Call it the great cash out. Over just nine days in February, as Bloomberg reported on Feb. 20, Amazon.com (AMZN 3.43%) founder Jeff Bezos unloaded a total of 50 million shares of Amazon stock, netting $8.5 billion in proceeds -- nearly $1 billion per day of selling. Now inquiring minds want to know: What is Bezos planning to do with all the cash?

One possible answer: He's going to buy himself another space company.

United Launch Alliance and Blue Origin: Together at last?

For the better part of a year now, rumors have swirled around the fate of United Launch Alliance, the rocket-launching joint venture formed by Boeing (BA 0.25%) and Lockheed Martin (LMT -0.75%) in 2005 -- and until SpaceX entered the national security launch market in 2016, America's primary means of delivering government satellites to orbit.

Ars Technica first broke the story back in March of 2023, and rumors soon sprang up about who might be bidding for ULA. Would Boeing -- or Lockheed -- try to buy out its partner? Might a second-tier space company like Northop Grumman (NYSE: NOC) try to expand its business by buying ULA? Or perhaps another defense giant, such as Textron (NYSE: TXT), would see buying ULA as a way to break into the space business itself?

From the very start, however, one company always seemed the most likely to want to own ULA. Jeff Bezos's Blue Origin was a rising star in space circles, and had a successful suborbital rocket and a budding space tourism business. It also built rocket engines for ULA, but had no actual, orbital rocket of its own with which to deliver payloads to orbit.

What Blue Origin did have was a multi-multi-(multi)-billion-dollar founder in Jeff Bezos, and therefore easy access to the billions of dollars it would cost to take out ULA. And now, as the bidding for ULA finally nears its (presumed) end, wouldn't you know it?

Jeff Bezos is accessing those dollars himself, in a series of transactions yielding $8.5 billion. Cash.

Ars breaks the story again

Citing unnamed sources, Ars Technica predicted last month that a sale of ULA was imminent, and might happen "within a month or two." That timeline, coming so quickly on the heels of reports of Bezos selling Amazon stock, certainly does seem to suggest that Bezos (and Blue Origin) are laying the groundwork for a purchase of ULA.

It remains to be seen, however, whether the government would permit such a sale.

On the one hand, buying ULA would give Blue Origin immediate access to ULA's growing fleet of Vulcan Centaur orbital rockets -- for which Blue Origin itself already provides the engines -- as well as a host of contracts to launch the same for ULA customers. (Blue Origin therefore wouldn't have to wait to see if its planned New Glenn rocket can make a successful flight to enter the space race immediately.) At the same time, winning Bezos as a backer would give ULA an immediate cash infusion as it works to upgrade its technology to better compete with Elon Musk and SpaceX.
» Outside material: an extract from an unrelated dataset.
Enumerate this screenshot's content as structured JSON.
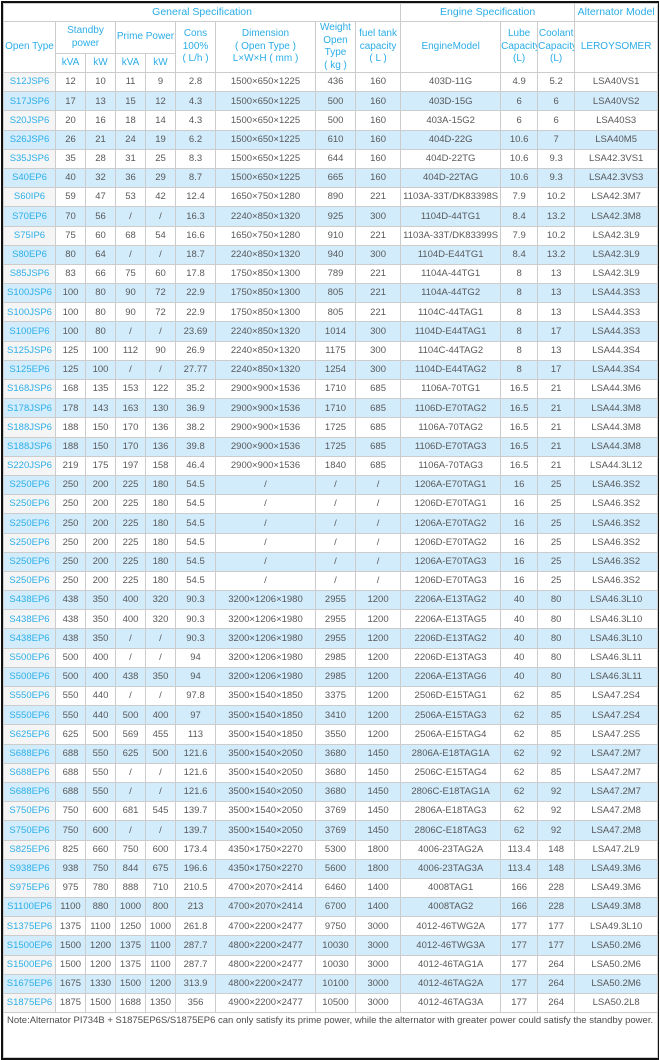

On the other hand, though, with Blue Origin so close to testing New Glenn, the U.S. Air Force is on the cusp of having three companies to choose from when picking its rocket rides -- and three companies bidding against each other to help keep prices down. Allowing ULA to merge into Blue Origin would derail that plan, at the very moment it might begin paying off for the government.

What happens next

I don't know about you, but if I were a government regulator right now, I'd be thinking that's a very good argument -- albeit a self-interested one -- for forbidding a merger between Blue Origin and ULA to proceed. If Boeing and Lockheed really feel compelled to sell their joint venture, I'd be inclined to agree to a sale to Textron, certainly, to Northop, probably, or to almost any other would-be buyer, possibly.

The one option I wouldn't want to see under any circumstances, though, is a purchase of ULA by Blue Origin.